Financial Debt and the Road to Moral Bankruptcy

As America’s most indebted State, California has
been mercilessly criticized for its debt and even the State’s own Treasurer has
called the situation a “fiscal train wreck”[1]  that appeared to be on the road to bankruptcy.

Many in Canada looked on in bewilderment, wondering
how a State as impressive and productive as California could be in such
straits. Yet it might be time to bring that bewilderment home. The Fraser
Institute recently reported that Ontario’s current debt levels exceed the
infamous debt of California.[2]
Against a comparative measure of bonded debt (i.e. the portion of the
province’s, or State’s, total tax-supported debt as represented by outstanding
bonds), Ontario’s debt is almost two-thirds larger than California’s. The
situation is even worse than it appears when taking into account the fact that California’s
economy and population is substantially larger than Ontario’s. In fact,
Ontario’s debt as a percentage of GDP is nearly identical to the debt-to-GDP
ratio of Greece only 10 years ago.

Will Ontario spiral into a suffocating debt crisis
that threatens bankruptcy? From a financial standpoint, it’s hardly likely.
There’s still plenty of time for the province to take corrective measures
before a Greek-style meltdown occurs. The real danger lies in these corrective
measures taking the form of moral bankruptcy.

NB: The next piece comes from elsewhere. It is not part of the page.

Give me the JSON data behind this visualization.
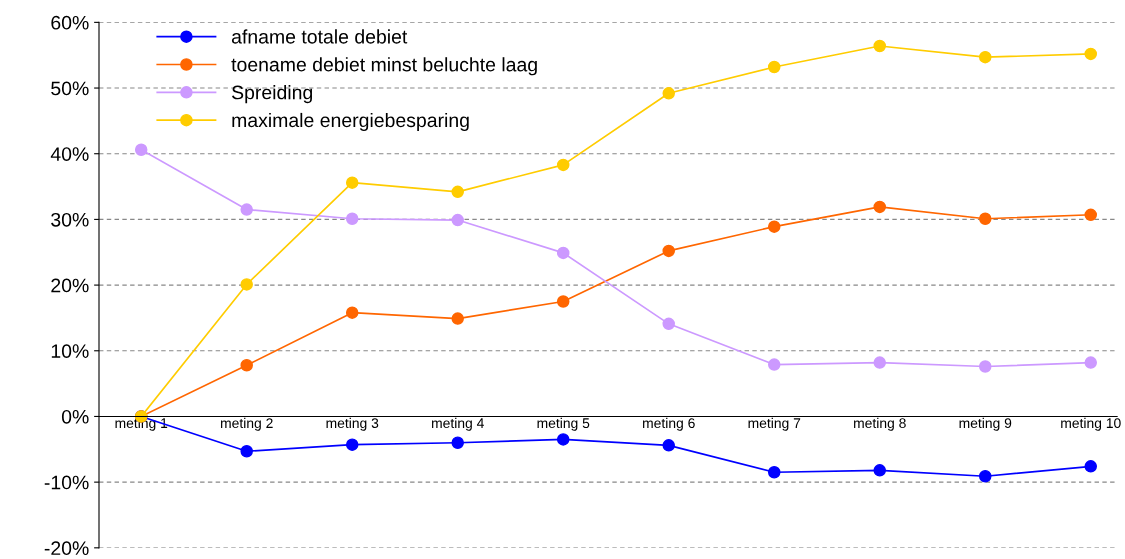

Ontario’s debt problems have been profoundly
exacerbated by mismanagement at the governmental level. During McGuinty’s rein,
the provincial debt has more than doubled.[3]  From the financial irregularities of the Ornge
scandal to the overspending on security at the G20 meeting in Toronto to the cancellation
of power plants in Mississauga and Oakville that cost Ontario taxpayers
hundreds of millions of dollars[4],
the list of managerial missteps of this Liberal government whilst under the
leadership of Dalton McGuinty is extensive. However, instead of seeing a
government humbled by its flawed financial stewardship, we’ve received one that
looks for scapegoats on which to shift the blame. Despite the fact that neither
labour wages for workers nor labour costs for businesses doubled alongside the
provincial debt, the scapegoat of choice appears to be organized labour.

As we
discussed in earlier posts, the government passed Bill 115 and circumvented the
collective bargaining process to force teachers to accept a two-year wage
freeze to help trim a provincial deficit of nearly $15 billion. In a statement
rife with hypocrisy, Education Minister Elizabeth Broten has said that, in
opposing Bill 115, the leaders of the teachers’ unions “refuse to accept our
fiscal realities,”[5].
In other words, public sector workers must sacrifice their rights and quality
of life in order to help pay down massive debts run up by the governing
Liberals.

Implicating
labour costs, even indirectly, in a debt created in no small measure by the
managerial mistakes of this government and then using the debt to justify
freezing wages is simply not a tenable position. The workers didn’t cause this
mess. The mess was caused by fiscal imprudence and external factors like the
global recession, neither of which were the result of labour costs. Still, this
hasn’t stopped the Liberals, in their wisdom, from using this mess to create a
more complex and nuanced mess by attacking unions and adding labour disputes to
the mix.

The
government also appears to be using debt concerns to thwart a public inquiry
into the power plants affair, stating that an inquiry into the matter would be “too
costly.”[6] It
would be nice if this came as a surprise, but in a system as morally bankrupt
as the one previously led by McGuinty appears to be, any inquiry that strives
for accountability and which seeks to scrutinize decisions that added to the
debt cannot help but be “too costly”.

Of
course, Kathleen Wynne has only recently assumed leadership of the Liberals and
it’s possible she won’t be a carbon copy of her predecessor. Any change at the
top opens the door to new ways of doing things. 
There’s a chance Wynne may yet prioritize accountability, bear at least
a modicum of responsibility for her party’s role in creating Ontario’s massive
debt, stop trying to pay down deficits by trampling union rights, and not allow
financial burdens to lead this province down the road to moral bankruptcy.